Agents d’autorité et autres autorités locales mobilisés pour mieux servir les MRE : Sauf que ça doit couler de source !

Agents d’autorité et autres autorités locales mobilisés pour mieux servir les MRE : Sauf que ça   doit couler   de source !
Anwarpress FR mardi 17 juin 2025 - 18:05
Chaque été, à l’approche du retour massif des Marocains résidant à l’étranger (MRE), les autorités marocaines réactivent une mécanique bien huilée de promesses et de mesures d’urgence. Directives gouvernementales, circulaires adressées aux walis et gouverneurs, discours empreints de bonne volonté : la mobilisation affichée vise ostensiblement à rassurer cette population clé, à la fois sur le plan économique — avec des transferts financiers records — et symbolique, tant les MRE incarnent un lien vivant entre le Maroc et le monde.

Mais derrière les annonces et les déclarations d’intention, une réalité beaucoup plus sombre persiste : celle d’un service public défaillant, lent, opaque et inégal. Depuis des années, les appels à l’amélioration de la qualité des services rendus aux MRE se succèdent, sans que des changements profonds et structurels ne soient mis en œuvre. Les mêmes maux reviennent, les mêmes discours sont répétés, et les mêmes frustrations s’accumulent. Décryptage.

Des instructions centrales… pour pallier l’inaction locale

Selon des informations rapportées par Hespress, de nouvelles directives ont récemment été émises par l’administration centrale aux différents échelons territoriaux (gouverneurs, caïds, présidents de collectivités) pour accélérer le traitement des dossiers administratifs des citoyens, et tout particulièrement des MRE. Ces instructions interviennent en réponse à des rapports inquiétants sur l’inaction et la négligence de plusieurs chefs de services collectifs, qui provoquent retards, mécontentement et, dans certains cas, litiges judiciaires.

Les autorités locales sont ainsi sommées de faire preuve de rigueur et de célérité, avec l’obligation de rendre compte régulièrement à la hiérarchie. Mais cette gestion conjoncturelle et réactive ressemble davantage à un pansement sur une plaie chronique qu’à un traitement de fond. Car les dysfonctionnements signalés aujourd’hui ne sont que les derniers symptômes d’un système qui, structurellement, échoue à garantir un service administratif fiable et équitable.
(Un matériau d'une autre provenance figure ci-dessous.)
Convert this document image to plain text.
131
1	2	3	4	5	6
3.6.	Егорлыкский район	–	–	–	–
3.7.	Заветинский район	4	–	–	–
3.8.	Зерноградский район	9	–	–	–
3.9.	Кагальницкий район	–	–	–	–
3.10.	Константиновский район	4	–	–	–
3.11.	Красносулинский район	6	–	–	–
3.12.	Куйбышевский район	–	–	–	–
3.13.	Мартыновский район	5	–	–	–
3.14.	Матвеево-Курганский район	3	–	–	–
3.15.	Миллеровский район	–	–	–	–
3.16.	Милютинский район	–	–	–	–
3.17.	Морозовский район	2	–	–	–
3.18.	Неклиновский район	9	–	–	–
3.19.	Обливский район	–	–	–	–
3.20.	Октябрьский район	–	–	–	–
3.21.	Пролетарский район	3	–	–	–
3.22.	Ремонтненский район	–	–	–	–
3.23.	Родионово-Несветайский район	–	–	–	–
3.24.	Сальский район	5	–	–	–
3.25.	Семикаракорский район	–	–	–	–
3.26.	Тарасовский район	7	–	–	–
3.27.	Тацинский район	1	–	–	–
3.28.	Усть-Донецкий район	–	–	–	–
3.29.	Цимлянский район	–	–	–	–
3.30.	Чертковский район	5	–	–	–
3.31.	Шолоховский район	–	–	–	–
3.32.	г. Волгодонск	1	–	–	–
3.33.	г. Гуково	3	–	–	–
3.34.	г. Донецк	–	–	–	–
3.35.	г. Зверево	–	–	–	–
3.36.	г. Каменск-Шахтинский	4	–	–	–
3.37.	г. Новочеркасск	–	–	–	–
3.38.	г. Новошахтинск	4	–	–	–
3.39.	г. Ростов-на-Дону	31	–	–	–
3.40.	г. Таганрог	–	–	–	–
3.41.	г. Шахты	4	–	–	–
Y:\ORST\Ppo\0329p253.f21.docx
Les rapports émanant des préfectures et gouvernorats sont édifiants : prolifération des contentieux entre MRE et collectivités territoriales autour des permis administratifs, non-exécution de jugements rendus en faveur des citoyens, confusion juridique persistante, absence de suivi, et incapacité des conseils élus à assurer la continuité du service public, notamment après les vagues de révocations de présidents de collectivités.

Une perte de confiance grandissante chez les MRE

La Fondation Hassan II, censée jouer un rôle de médiateur entre les MRE et l’administration marocaine, dresse elle aussi un constat sévère. Lors d’une conférence tenue le 17 juillet 2024, elle a révélé que les MRE font face à des réponses inadéquates, tardives ou inexistantes de la part des administrations. Résultat : une perte de confiance généralisée dans le service public marocain.

Sur les 21.784 plaintes enregistrées ces dernières années, la Fondation a dû adresser plus de 32.000 correspondances à différentes entités — principalement le ministère de la Justice, le ministère public et le ministère de l’Intérieur. Le contentieux judiciaire représente à lui seul plus de 65% des réclamations, preuve que de nombreux MRE sont contraints de saisir les tribunaux pour faire respecter leurs droits fondamentaux.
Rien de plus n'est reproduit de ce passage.